Der Vorhang fällt zur Pause, von lauten Buhrufen begleitet. Was exakt an der Inszenierung so unglaublich aneckt, lässt Raum für Spekulationen offen. Vielleicht sah der ein oder andere Mozarts ehrwürdiges Erbe durch die dreibusige Damenentität befleckt. (Wie wir alle wissen, ist Mozart ja auch besonders durch seine Seriosität und Ernsthaftigkeit in die Komponisten-Geschichte eingegangen. Keine Spur von Humor und Albernheit. Hust.) Um ganz genau zu sein, dürften sich die Traditionalisten eigentlich nicht beschweren. Die Zauberflöte ließ sich bei ihrer Entstehung 1791 in die Linie der sogenannten Maschinenkomödien einordnen. Was bei der Uraufführung durch neueste Bühnenmechanik mit beweglichen Elementen, Windmaschine und Co. vertreten war, entspricht heute Videoanimationen, Surround-Sound und komplexer Flugmechanik auf der Bühne. Wenn sich Mozart damals für den neuesten Stand der Technik nicht zu schade war, warum sollte er es heute sein?

Tänzer und Florian Teichtmeister (Papageno) © Monika Rittershaus

Und noch in einem weiteren Punkt hält sich diese neue Produktion an das Szenario der Uraufführung: Papageno kann nicht singen. Zumindest nicht wie ein ausgebildeter Sänger. Das ist auch kein Wunder, denn die Rolle wird von Florian Teichtmeister bekleidet, einem aus Film und Theater bekannten österreichischen Schauspieler. Bei der ersten Aufführung der Mozartoper im Wiener Vorstadttheater im Freihaus auf der Wieden übernahm der Schauspieler und Librettist der Zauberflöte Emanuel Schikaneder höchstpersönlich die Partie des Papageno. Sharon hält sich an die Tradition und spaltet mit dieser ungewöhnlichen Entscheidung ganz offensichtlich die Gemüter. Im Publikum bilden sich zwei Lager, nennen wir sie Team Hanslick („Vom Musikalisch-Schönen“) und Team Hausegger („Die Musik als Ausdruck“).

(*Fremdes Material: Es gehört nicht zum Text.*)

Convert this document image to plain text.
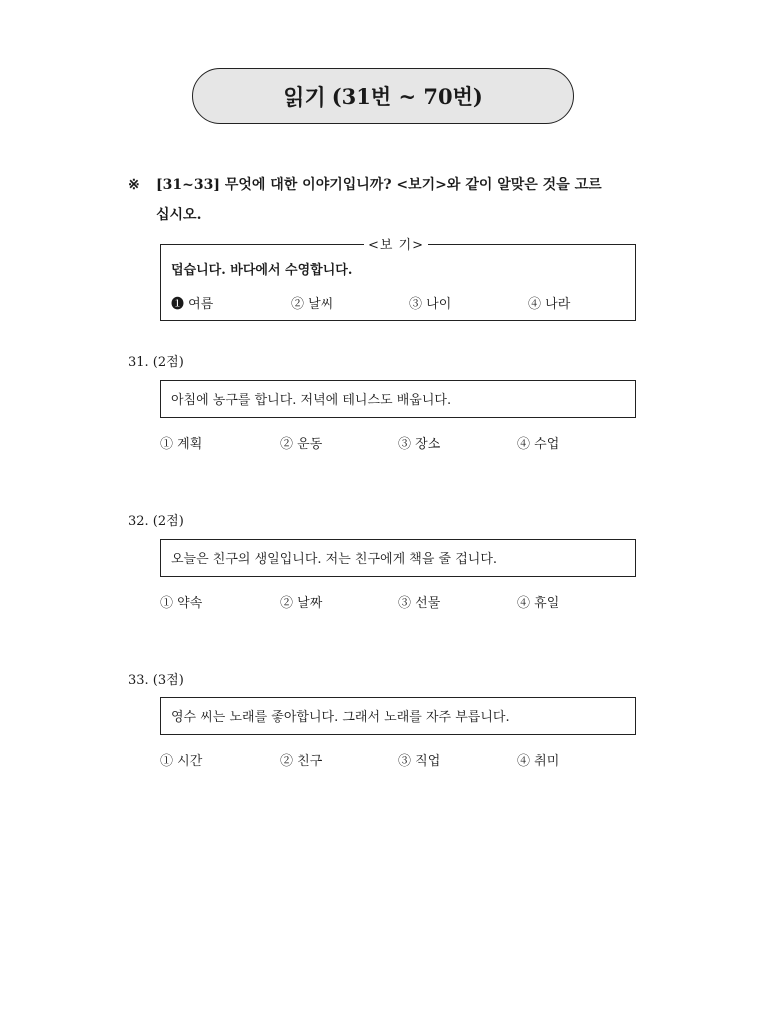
읽기 (31번 ~ 70번)
※ [31~33] 무엇에 대한 이야기입니까? <보기>와 같이 알맞은 것을 고르
십시오.
덥습니다. 바다에서 수영합니다.
❶ 여름	② 날씨	③ 나이	④ 나라
<보 기>
31. (2점)
아침에 농구를 합니다. 저녁에 테니스도 배웁니다.
① 계획	② 운동	③ 장소	④ 수업
32. (2점)
오늘은 친구의 생일입니다. 저는 친구에게 책을 줄 겁니다.
① 약속	② 날짜	③ 선물	④ 휴일
33. (3점)
영수 씨는 노래를 좋아합니다. 그래서 노래를 자주 부릅니다.
① 시간	② 친구	③ 직업	④ 취미
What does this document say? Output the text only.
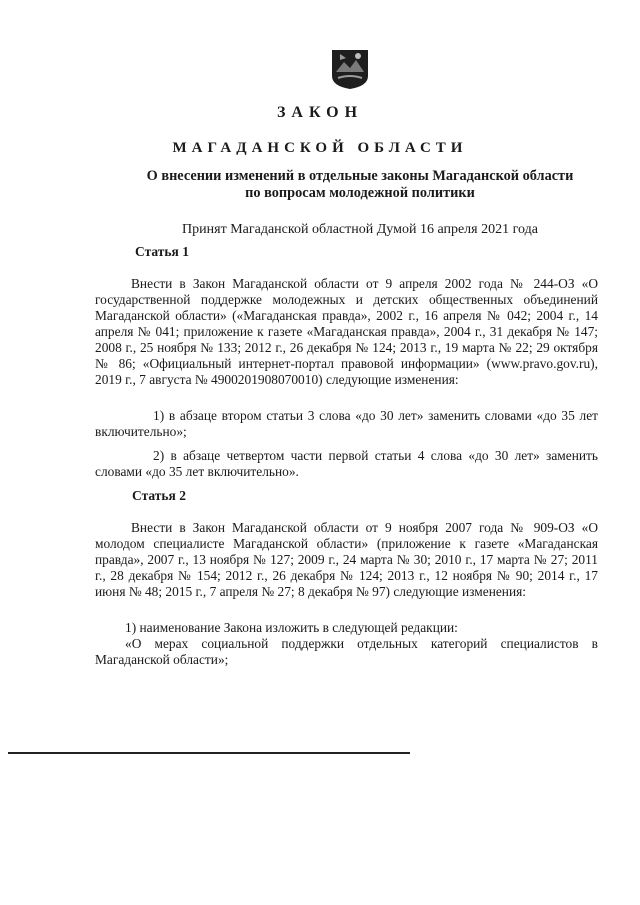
ЗАКОН
МАГАДАНСКОЙ ОБЛАСТИ
О внесении изменений в отдельные законы Магаданской области
по вопросам молодежной политики
Принят Магаданской областной Думой 16 апреля 2021 года
Статья 1

Внести в Закон Магаданской области от 9 апреля 2002 года № 244-ОЗ «О государственной поддержке молодежных и детских общественных объединений Магаданской области» («Магаданская правда», 2002 г., 16 апреля № 042; 2004 г., 14 апреля № 041; приложение к газете «Магаданская правда», 2004 г., 31 декабря № 147; 2008 г., 25 ноября № 133; 2012 г., 26 декабря № 124; 2013 г., 19 марта № 22; 29 октября № 86; «Официальный интернет-портал правовой информации» (www.pravo.gov.ru), 2019 г., 7 августа № 4900201908070010) следующие изменения:

1) в абзаце втором статьи 3 слова «до 30 лет» заменить словами «до 35 лет включительно»;

2) в абзаце четвертом части первой статьи 4 слова «до 30 лет» заменить словами «до 35 лет включительно».

Статья 2

Внести в Закон Магаданской области от 9 ноября 2007 года № 909-ОЗ «О молодом специалисте Магаданской области» (приложение к газете «Магаданская правда», 2007 г., 13 ноября № 127; 2009 г., 24 марта № 30; 2010 г., 17 марта № 27; 2011 г., 28 декабря № 154; 2012 г., 26 декабря № 124; 2013 г., 12 ноября № 90; 2014 г., 17 июня № 48; 2015 г., 7 апреля № 27; 8 декабря № 97) следующие изменения:

1) наименование Закона изложить в следующей редакции:

«О мерах социальной поддержки отдельных категорий специалистов в Магаданской области»;
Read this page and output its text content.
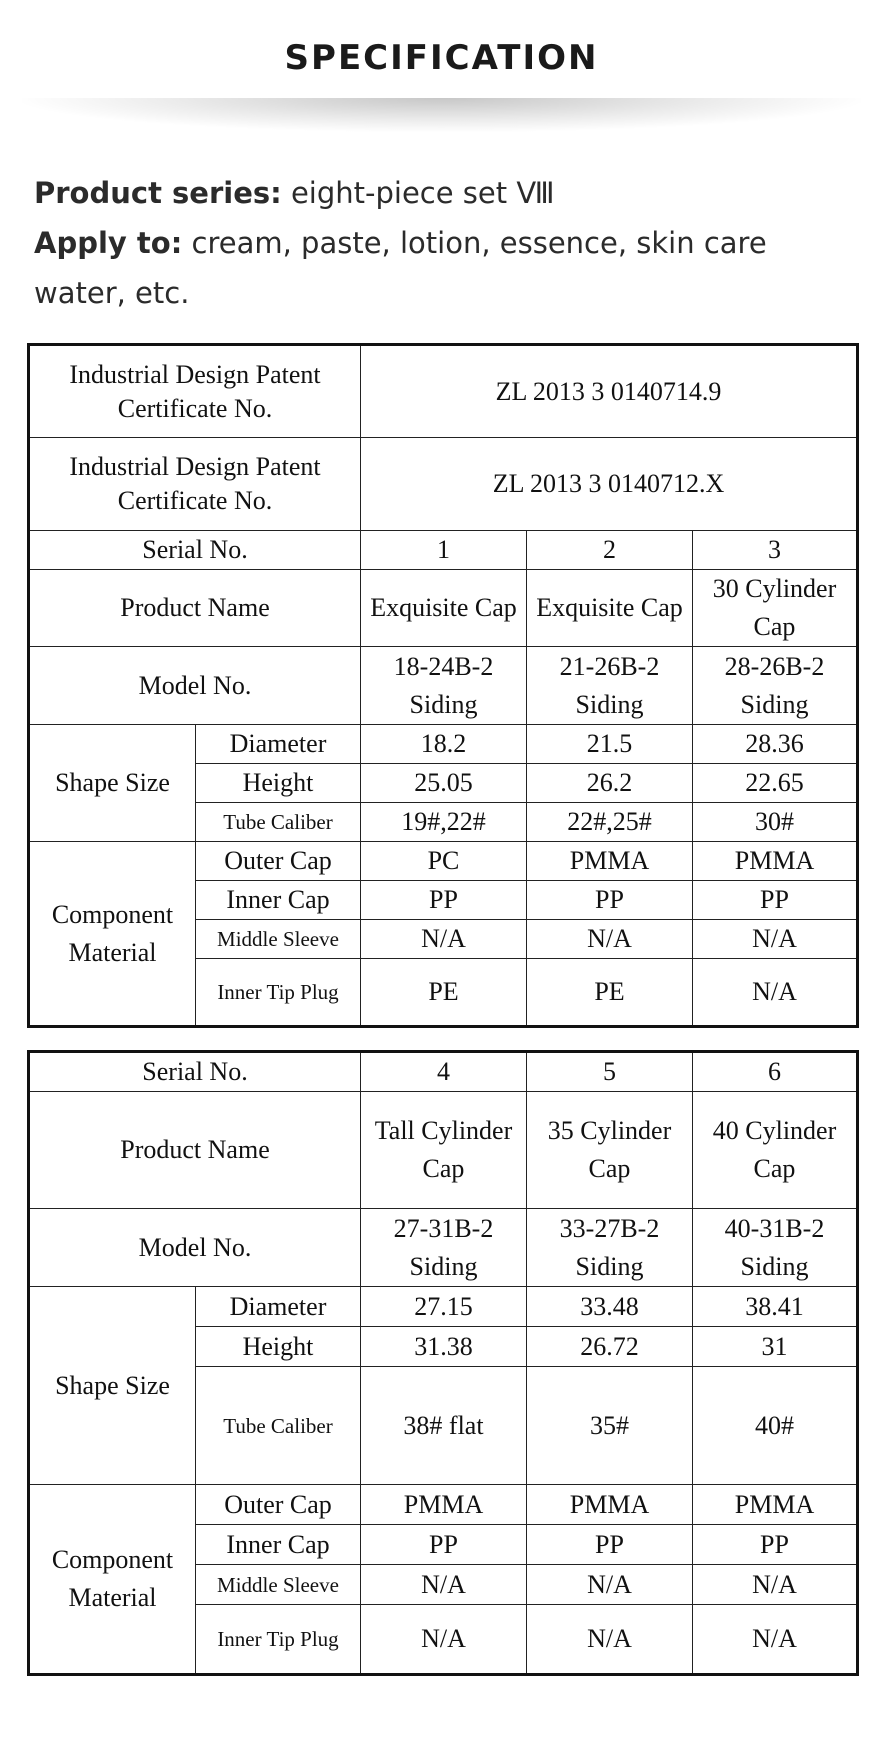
SPECIFICATION
Product series: eight-piece set Ⅷ
Apply to: cream, paste, lotion, essence, skin care water, etc.
Industrial Design Patent Certificate No.		ZL 2013 3 0140714.9		
Industrial Design Patent Certificate No.		ZL 2013 3 0140712.X		
Serial No.		1	2	3
Product Name		Exquisite Cap	Exquisite Cap	30 Cylinder Cap
Model No.		18-24B-2 Siding	21-26B-2 Siding	28-26B-2 Siding
Shape Size	Diameter	18.2	21.5	28.36
	Height	25.05	26.2	22.65
	Tube Caliber	19#,22#	22#,25#	30#
Component Material	Outer Cap	PC	PMMA	PMMA
	Inner Cap	PP	PP	PP
	Middle Sleeve	N/A	N/A	N/A
	Inner Tip Plug	PE	PE	N/A
Serial No.		4	5	6
Product Name		Tall Cylinder Cap	35 Cylinder Cap	40 Cylinder Cap
Model No.		27-31B-2 Siding	33-27B-2 Siding	40-31B-2 Siding
Shape Size	Diameter	27.15	33.48	38.41
	Height	31.38	26.72	31
	Tube Caliber	38# flat	35#	40#
Component Material	Outer Cap	PMMA	PMMA	PMMA
	Inner Cap	PP	PP	PP
	Middle Sleeve	N/A	N/A	N/A
	Inner Tip Plug	N/A	N/A	N/A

Ausdruck, den besitzt Herr Teichtmeister in der Tat. Als einziger Protagonist auf der Bühne trägt er seine Sprechtexte selbst vor – ein lustiger authentischer Papageno. Singen tut er auch, irgendwie. Schön ist das nicht, lustig und authentisch bleibt es aber. Besonders in Papagenos „Markenarien“ Der Vogelfänger bin ich ja und Ein Mädchen oder Weibchen überwiegt Teichtmeisters schauspielerisches Talent. Dabei wird bewusst, dass Mozart die Rolle tatsächlich für einen Gesangslaien komponiert hat. Die Charakterzüge von Papageno trifft Teichtmeister auf jeden Fall perfekt, die Töne manchmal auch. Schwieriger wird es, sobald er auf die Profis trifft. Besonders beim „Liebesduett“ von Pamina und Papageno, Bei Männern, welche Liebe fühlen, wird klar, dass ein stimmlich ausgewogener Klang in dieser Besetzung ohne jahrelanges Training schlichtweg nicht möglich ist. Sharon sagt dazu: ist halt Collage.

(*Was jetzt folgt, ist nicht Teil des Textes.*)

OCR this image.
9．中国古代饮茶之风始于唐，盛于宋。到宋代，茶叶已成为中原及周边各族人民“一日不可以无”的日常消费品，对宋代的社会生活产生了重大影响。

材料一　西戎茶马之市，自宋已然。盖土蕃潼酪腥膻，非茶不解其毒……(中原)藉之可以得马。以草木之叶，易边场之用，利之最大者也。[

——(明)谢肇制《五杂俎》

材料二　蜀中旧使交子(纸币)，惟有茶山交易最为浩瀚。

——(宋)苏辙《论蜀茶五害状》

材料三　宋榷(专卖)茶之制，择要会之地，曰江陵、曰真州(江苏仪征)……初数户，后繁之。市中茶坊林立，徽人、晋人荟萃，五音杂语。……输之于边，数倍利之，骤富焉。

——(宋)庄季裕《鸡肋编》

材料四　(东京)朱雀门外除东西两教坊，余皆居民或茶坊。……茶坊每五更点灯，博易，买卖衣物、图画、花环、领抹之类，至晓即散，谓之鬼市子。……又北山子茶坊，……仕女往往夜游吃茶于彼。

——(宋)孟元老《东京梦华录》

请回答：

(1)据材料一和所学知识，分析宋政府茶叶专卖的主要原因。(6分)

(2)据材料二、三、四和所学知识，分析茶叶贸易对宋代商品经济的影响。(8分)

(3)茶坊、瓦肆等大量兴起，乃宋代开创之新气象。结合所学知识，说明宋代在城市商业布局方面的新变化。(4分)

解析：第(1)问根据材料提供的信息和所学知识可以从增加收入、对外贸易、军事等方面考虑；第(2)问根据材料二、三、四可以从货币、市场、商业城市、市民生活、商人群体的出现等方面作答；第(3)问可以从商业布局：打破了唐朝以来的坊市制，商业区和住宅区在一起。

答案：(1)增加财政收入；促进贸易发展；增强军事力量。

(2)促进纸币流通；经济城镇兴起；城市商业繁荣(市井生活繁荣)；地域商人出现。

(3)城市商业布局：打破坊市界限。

Achtung, jetzt folgt ein Spoiler. Die chaotische Vielgesichtigkeit der Inszenierung und das laute Lachen, Buhen und Diskutieren im Publikum provozieren geradezu eine Auflösung, und Sharon liefert sie. Die letzte Szene neigt sich ihrem Ende zu, und auf der Bühne erscheint ein echtes Puppentheater, die Fäden geführt von vielen Kindern, die animiert mit den bunten Marionetten spielen. Sarastros finale Töne werden untermalt vom aufgeregten Durcheinanderplappern und Kichern im Saal.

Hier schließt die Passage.